Scandale de la Dépakine: Sanofi devra verser 450’000 euros à une famille dont le bébé est né handicapé
Le groupe pharmaceutique français a été condamné pour la première fois dans un dossier individuel. Dans la notice de son antiépileptique, le labo aurait dû ajouter le risque d’autisme pour le fœtus.
Une première dans un dossier judiciaire individuel: Sanofi a été condamné en France à indemniser à hauteur de 450’000 euros une famille dont la fille, exposée à la Dépakine in utero, est née en 2005 avec des malformations. Le tribunal de Nanterre a estimé que le risque de troubles autistiques en lien avec le médicament était connu du laboratoire français, au moins en 2005, et qu’en conséquence cela devait être mentionné dans la notice. Le groupe pharmaceutique a fait appel de la décision.
La mère, suivie pour des crises d’épilepsie, a pris ce médicament depuis 1982, y compris pendant sa grossesse. Les médecins ont noté un «retard d’acquisitions global» chez sa fille lorsqu’elle avait 7 mois. Des retards de développement psychomoteurs ont été ensuite observés durant toute son enfance. En 2014, ses parents ont assigné Sanofi devant la justice.
Informer plus clairement
Utilisé depuis 1967 dans le traitement de l’épilepsie et des troubles bipolaires, le valproate de sodium (principe actif de la Dépakine) augmente le risque de malformations physiques et de troubles neurodéveloppementaux chez les enfants exposés dans le ventre de leur mère. Selon le jugement, Sanofi a reconnu avoir eu connaissance dès 2003 des risques en particulier neurodéveloppementaux, et il avait donc dès lors le devoir d’informer plus clairement les patients.
Dès cette année-là, le groupe «a estimé que ces signaux justifiaient de demander à l’Autorité de santé d’ajouter dans la rubrique Grossesse et Allaitement la mention de ces risques», selon la décision. Ces propositions de modification sont «incomplètes» et «insuffisantes», selon la famille, jugeant que la formule préconisée par le laboratoire en 2003, à savoir «Prévenez votre médecin en cas de grossesse ou de désir de grossesse», «ne peut absolument pas constituer une information des patientes sur les risques liés à une grossesse».
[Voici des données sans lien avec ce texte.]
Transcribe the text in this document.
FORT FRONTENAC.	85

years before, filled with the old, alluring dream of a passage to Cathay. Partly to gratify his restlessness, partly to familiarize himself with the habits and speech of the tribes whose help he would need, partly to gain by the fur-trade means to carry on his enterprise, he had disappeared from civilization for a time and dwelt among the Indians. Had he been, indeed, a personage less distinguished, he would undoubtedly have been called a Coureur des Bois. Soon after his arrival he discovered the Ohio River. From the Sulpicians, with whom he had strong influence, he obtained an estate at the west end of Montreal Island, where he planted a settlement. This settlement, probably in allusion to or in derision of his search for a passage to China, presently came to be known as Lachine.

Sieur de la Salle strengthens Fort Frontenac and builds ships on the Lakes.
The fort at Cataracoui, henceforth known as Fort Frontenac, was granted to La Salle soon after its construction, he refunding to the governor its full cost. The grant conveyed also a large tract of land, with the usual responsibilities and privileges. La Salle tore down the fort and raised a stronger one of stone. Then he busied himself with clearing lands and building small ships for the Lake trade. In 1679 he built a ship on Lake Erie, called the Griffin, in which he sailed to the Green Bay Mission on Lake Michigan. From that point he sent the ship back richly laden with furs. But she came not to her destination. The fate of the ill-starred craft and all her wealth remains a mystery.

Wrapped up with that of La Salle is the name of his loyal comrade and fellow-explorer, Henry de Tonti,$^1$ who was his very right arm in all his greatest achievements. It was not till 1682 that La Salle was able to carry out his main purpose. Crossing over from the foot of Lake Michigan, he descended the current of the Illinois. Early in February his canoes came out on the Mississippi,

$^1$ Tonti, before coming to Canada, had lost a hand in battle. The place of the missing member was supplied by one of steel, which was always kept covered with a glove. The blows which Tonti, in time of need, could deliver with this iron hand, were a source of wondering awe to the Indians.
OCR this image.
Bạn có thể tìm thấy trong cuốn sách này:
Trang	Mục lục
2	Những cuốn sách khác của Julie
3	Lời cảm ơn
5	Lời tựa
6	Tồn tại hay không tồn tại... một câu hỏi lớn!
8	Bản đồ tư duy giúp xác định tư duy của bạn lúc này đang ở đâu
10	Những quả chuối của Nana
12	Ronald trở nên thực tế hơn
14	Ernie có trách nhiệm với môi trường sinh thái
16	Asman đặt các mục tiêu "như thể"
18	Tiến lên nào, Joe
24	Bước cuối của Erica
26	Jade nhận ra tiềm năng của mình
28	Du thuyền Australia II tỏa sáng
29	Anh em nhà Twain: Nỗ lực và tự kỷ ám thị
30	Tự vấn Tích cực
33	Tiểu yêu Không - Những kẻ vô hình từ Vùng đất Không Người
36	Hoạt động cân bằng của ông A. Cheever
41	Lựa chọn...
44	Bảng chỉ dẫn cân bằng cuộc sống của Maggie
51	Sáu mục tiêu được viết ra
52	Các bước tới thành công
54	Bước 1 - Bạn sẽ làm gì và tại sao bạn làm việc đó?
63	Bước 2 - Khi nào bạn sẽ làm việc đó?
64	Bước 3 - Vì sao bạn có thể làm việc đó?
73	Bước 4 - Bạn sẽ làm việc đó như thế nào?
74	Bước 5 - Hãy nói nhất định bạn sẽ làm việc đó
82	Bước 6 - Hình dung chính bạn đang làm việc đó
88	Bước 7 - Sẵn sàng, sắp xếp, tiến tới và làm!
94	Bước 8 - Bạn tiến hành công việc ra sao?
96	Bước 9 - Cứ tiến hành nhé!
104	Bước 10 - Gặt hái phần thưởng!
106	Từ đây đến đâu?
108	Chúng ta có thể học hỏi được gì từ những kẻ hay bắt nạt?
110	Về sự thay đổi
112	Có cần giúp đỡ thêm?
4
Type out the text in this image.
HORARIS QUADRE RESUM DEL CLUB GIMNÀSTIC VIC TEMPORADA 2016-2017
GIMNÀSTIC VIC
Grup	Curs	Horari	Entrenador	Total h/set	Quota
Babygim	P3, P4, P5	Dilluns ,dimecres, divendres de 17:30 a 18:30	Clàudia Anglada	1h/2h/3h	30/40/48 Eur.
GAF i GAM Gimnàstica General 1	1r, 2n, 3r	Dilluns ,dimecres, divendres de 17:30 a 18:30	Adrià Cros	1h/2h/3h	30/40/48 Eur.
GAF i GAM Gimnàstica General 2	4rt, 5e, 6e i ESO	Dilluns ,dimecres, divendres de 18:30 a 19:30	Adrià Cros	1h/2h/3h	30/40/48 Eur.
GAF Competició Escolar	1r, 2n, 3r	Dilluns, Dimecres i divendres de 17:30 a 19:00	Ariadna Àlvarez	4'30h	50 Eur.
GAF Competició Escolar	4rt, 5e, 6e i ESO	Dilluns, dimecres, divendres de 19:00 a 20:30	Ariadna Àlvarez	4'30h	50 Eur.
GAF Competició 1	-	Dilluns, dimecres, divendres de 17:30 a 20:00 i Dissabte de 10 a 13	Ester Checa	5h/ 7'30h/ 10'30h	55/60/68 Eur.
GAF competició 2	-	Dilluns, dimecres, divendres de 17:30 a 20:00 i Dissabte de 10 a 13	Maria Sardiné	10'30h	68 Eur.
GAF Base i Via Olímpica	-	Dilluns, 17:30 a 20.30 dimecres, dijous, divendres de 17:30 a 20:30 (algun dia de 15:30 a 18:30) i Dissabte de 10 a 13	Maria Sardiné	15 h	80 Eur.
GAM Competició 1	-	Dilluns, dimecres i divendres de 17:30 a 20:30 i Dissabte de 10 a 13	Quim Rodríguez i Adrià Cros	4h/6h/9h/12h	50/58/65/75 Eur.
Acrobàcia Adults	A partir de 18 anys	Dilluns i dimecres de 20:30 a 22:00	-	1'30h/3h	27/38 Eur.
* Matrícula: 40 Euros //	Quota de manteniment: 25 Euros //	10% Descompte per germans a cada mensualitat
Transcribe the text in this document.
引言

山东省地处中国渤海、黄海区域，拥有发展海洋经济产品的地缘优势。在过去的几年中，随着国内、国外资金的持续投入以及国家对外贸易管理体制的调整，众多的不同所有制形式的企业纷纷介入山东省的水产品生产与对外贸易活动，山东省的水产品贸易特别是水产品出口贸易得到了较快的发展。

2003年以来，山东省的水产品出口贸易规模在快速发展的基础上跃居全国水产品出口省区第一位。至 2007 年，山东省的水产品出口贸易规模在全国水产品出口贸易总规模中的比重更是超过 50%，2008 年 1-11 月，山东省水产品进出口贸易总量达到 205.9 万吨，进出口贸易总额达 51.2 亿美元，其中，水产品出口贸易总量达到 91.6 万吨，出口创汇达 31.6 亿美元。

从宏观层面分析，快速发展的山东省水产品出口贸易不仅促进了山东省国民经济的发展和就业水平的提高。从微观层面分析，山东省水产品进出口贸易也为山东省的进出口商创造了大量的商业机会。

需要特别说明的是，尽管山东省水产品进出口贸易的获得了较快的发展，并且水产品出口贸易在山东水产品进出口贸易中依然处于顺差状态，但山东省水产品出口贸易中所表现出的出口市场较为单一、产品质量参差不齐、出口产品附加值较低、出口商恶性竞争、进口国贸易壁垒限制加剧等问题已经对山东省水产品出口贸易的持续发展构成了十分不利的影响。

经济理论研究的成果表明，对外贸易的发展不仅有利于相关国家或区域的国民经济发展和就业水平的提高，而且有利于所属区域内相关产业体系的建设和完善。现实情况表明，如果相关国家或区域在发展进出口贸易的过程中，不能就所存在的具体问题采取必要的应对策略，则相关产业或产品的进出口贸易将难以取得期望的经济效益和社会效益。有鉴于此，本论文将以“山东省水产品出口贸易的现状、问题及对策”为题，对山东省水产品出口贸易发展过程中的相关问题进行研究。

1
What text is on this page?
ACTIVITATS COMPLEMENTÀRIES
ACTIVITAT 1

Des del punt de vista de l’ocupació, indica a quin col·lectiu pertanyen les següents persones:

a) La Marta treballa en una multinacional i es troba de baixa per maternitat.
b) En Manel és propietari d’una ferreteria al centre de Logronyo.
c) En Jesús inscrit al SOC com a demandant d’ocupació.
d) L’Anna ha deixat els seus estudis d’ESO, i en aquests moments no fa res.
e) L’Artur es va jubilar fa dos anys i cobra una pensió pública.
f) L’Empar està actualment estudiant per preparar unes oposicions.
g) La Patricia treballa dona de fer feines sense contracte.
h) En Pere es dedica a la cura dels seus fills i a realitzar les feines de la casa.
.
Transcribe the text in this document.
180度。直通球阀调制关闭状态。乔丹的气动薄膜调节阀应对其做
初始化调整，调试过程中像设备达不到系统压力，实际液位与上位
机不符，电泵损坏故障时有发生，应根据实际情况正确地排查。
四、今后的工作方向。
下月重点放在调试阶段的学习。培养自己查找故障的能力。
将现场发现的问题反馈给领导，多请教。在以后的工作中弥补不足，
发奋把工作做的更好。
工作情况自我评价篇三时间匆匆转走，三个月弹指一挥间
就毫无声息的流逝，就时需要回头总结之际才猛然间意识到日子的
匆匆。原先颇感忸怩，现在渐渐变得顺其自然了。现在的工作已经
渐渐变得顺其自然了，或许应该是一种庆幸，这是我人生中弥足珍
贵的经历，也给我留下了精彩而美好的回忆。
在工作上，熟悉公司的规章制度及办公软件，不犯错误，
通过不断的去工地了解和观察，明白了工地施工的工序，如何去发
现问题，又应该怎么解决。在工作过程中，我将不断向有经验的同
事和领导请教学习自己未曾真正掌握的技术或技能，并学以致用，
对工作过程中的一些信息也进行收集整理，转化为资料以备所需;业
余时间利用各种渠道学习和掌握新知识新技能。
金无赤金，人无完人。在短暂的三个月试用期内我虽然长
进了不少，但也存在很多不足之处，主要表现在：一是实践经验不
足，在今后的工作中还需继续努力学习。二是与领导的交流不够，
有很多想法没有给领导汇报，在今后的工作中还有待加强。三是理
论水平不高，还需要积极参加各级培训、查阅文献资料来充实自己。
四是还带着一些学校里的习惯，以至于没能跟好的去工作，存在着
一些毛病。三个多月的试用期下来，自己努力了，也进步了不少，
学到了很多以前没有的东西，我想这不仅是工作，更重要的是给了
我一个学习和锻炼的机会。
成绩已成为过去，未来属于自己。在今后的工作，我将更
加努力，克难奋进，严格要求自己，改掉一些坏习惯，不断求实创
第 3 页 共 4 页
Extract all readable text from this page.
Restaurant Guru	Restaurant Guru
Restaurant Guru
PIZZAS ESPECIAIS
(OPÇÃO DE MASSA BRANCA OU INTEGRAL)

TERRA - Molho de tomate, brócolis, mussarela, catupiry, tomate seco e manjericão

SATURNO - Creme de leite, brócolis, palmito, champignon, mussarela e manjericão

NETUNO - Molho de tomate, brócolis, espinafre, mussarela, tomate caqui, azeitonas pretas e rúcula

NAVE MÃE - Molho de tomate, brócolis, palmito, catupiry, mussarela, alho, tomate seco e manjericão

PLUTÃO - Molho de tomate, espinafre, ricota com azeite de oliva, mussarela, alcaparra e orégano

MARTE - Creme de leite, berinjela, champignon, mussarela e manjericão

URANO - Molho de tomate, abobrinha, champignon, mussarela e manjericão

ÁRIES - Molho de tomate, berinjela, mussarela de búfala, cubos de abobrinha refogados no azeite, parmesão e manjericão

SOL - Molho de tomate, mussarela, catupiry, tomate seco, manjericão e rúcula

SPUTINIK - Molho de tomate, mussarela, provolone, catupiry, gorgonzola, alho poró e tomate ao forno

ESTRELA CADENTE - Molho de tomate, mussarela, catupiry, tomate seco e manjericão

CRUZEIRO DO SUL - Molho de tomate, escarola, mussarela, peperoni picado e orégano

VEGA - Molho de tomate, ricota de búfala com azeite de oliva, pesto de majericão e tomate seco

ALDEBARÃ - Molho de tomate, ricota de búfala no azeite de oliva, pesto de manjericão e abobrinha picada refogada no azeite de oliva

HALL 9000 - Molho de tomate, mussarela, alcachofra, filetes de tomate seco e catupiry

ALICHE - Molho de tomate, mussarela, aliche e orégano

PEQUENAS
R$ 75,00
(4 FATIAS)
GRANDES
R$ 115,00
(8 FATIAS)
Le risque n’a été précisé sur la notice que trois ans plus tard
C’est seulement en 2006 que la notice déconseillera la Dépakine pendant la grossesse et préconisera la consultation rapide d’un médecin en cas de découverte d’un tel état, précise la décision. À la date de la grossesse de la plaignante, en 2004, «il en résulte que la Dépakine ne présentait pas la sécurité à laquelle la mère pouvait légitimement s’attendre», estime la décision.
Selon Sanofi, le tribunal a relevé que le laboratoire avait «bien saisi l’Autorité de santé de plusieurs demandes de modification des documents d’information, y compris de la notice patient», a indiqué samedi le groupe. «Cependant, le tribunal n’a pas tiré les conséquences vis-à-vis du laboratoire des refus de l’Autorité de santé de l’époque de prendre en compte les modifications demandées», regrette le groupe.
Un tournant pour les enfants victimes de la Dépakine
«Cette décision de condamnation du laboratoire marque un tournant pour la reconnaissance individuelle de chacun des enfants exposés à la Dépakine», a réagi l’avocat de la famille, Me Charles Joseph-Oudin. À Nanterre, ce dossier est le premier d’une longue série. En tout, le tribunal est saisi de 23 dossiers au civil dont un regroupant 272 demandeurs, selon une source judiciaire. Quatre autres affaires d’enfants nés en 1989, 2005 et 2006 seront jugées jeudi.
Une action de groupe lancée en 2017 par l’association de victimes Apesac a aussi été jugée recevable par le tribunal judiciaire de Paris. Le laboratoire a annoncé faire appel. Sanofi a parallèlement été mis en examen en 2020 pour «homicides involontaires» dans la partie pénale du dossier.
Le nombre d’enfants handicapés à cause du valproate de sodium est estimé entre 15’000 et 30’000, selon plusieurs études.